Notre-Dame-de-la-Croix de Ménilmontant (; meaning Our Lady of the Holy Cross of Ménilmontant) is a Roman Catholic parish church located in Ménilmontant, in the 20th arrondissement of Paris, France.

History

Prior to the 19th century, the hamlet of Ménilmontant depended on the parish church of Saint-Jean-Baptiste de Belleville. Responding to population growth in the neighbourhood, the parish priest ordered the construction of a chapel in the rue de la Mare in 1823. In 1847 the chapel was designated a parish.

Construction of the present structure began in 1863, following the plans of Héret. Consecration occurred in 1869, though the building was yet incomplete.

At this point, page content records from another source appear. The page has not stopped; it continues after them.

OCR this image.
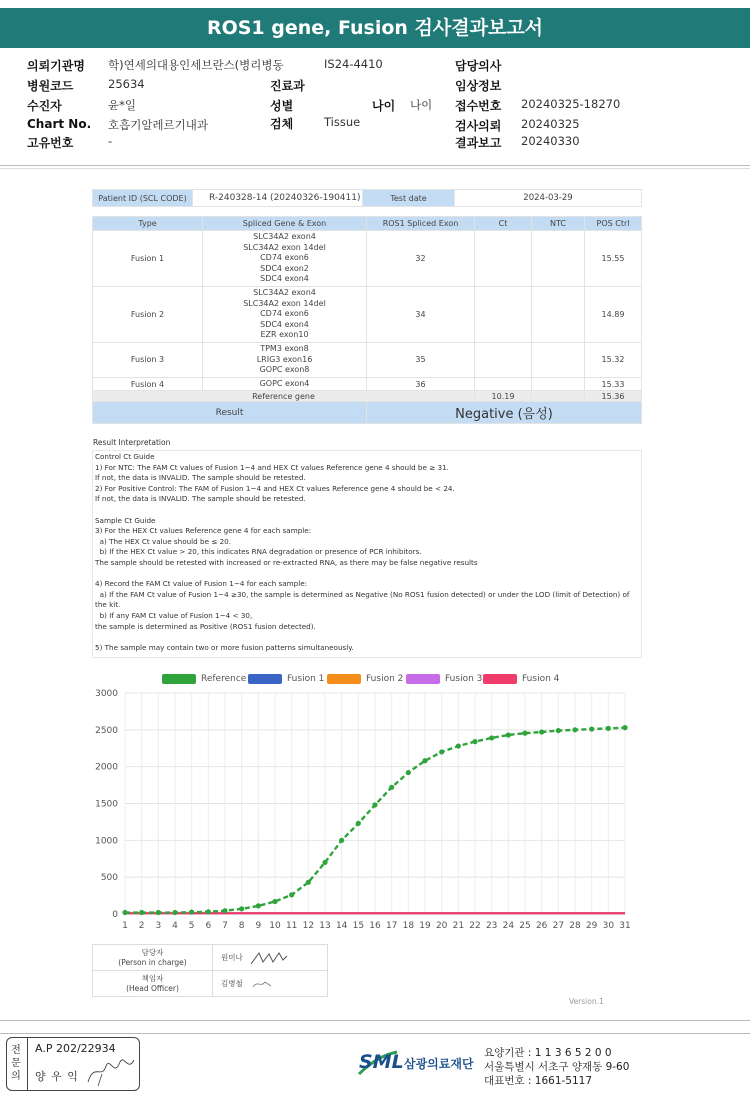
ROS1 gene, Fusion 검사결과보고서
의뢰기관명 학)연세의대용인세브란스(병리병동	IS24-4410	담당의사
병원코드	25634	진료과	임상정보
수진자	윤*일	성별	나이 나이 접수번호 20240325-18270
Chart No. 호흡기알레르기내과	검체	Tissue	검사의뢰 20240325
고유번호	-	결과보고 20240330
Patient ID (SCL CODE)	R-240328-14 (20240326-190411)	Test date	2024-03-29
Type	Spliced Gene & Exon	ROS1 Spliced Exon	Ct	NTC	POS Ctrl
Fusion 1	SLC34A2 exon4
SLC34A2 exon 14del
CD74 exon6
SDC4 exon2
SDC4 exon4	32			15.55
Fusion 2	SLC34A2 exon4
SLC34A2 exon 14del
CD74 exon6
SDC4 exon4
EZR exon10	34			14.89
Fusion 3	TPM3 exon8
LRIG3 exon16
GOPC exon8	35			15.32
Fusion 4	GOPC exon4	36			15.33
Reference gene			10.19		15.36
Result		Negative (음성)			
Result Interpretation
Control Ct Guide
1) For NTC: The FAM Ct values of Fusion 1~4 and HEX Ct values Reference gene 4 should be ≥ 31.
If not, the data is INVALID. The sample should be retested.
2) For Positive Control: The FAM of Fusion 1~4 and HEX Ct values Reference gene 4 should be < 24.
If not, the data is INVALID. The sample should be retested.
Sample Ct Guide
3) For the HEX Ct values Reference gene 4 for each sample:
a) The HEX Ct value should be ≤ 20.
b) If the HEX Ct value > 20, this indicates RNA degradation or presence of PCR inhibitors.
The sample should be retested with increased or re-extracted RNA, as there may be false negative results
4) Record the FAM Ct value of Fusion 1~4 for each sample:
a) If the FAM Ct value of Fusion 1~4 ≥30, the sample is determined as Negative (No ROS1 fusion detected) or under the LOD (limit of Detection) of
the kit.
b) If any FAM Ct value of Fusion 1~4 < 30,
the sample is determined as Positive (ROS1 fusion detected).
5) The sample may contain two or more fusion patterns simultaneously.
Reference	Fusion 1	Fusion 2	Fusion 3	Fusion 4
0
500
1000
1500
2000
2500
3000
1 2 3 4 5 6 7 8 9 10 11 12 13 14 15 16 17 18 19 20 21 22 23 24 25 26 27 28 29 30 31
담당자
(Person in charge)	원미나
책임자
(Head Officer)	김병철
Version.1
전문의
A.P 202/22934
양 우 익
SML 삼광의료재단
요양기관 : 1 1 3 6 5 2 0 0
서울특별시 서초구 양재동 9-60
대표번호 : 1661-5117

During the Paris Commune, the church was appropriated as a political club. In a meeting held in the church on 6 May 1871, the Commune voted to execute the Archbishop of Paris and his fellow hostages.

The construction was completed in 1880.

Exterior

Interior

Grand Organ

The organ was built by Aristide Cavaillé-Colle in 1872 to 74. The design of the church presented many difficulties that ultimately meant the organ was not completed as intended. In particular, the rose window required the organ cases to be split either side of the window. The presence of a bell mechanism further hindered construction of the organ. In the end, the intended positiv division was never built because it was impossible to route the key mechanism from the console to the pipes. In addition, the console had to be positioned facing the organ rather than facing the church. The third manual on the console was made to play the recit and grand orgue coupled together. When completed, the organ had 26 stops in total. The current organist is Frédéric Denis.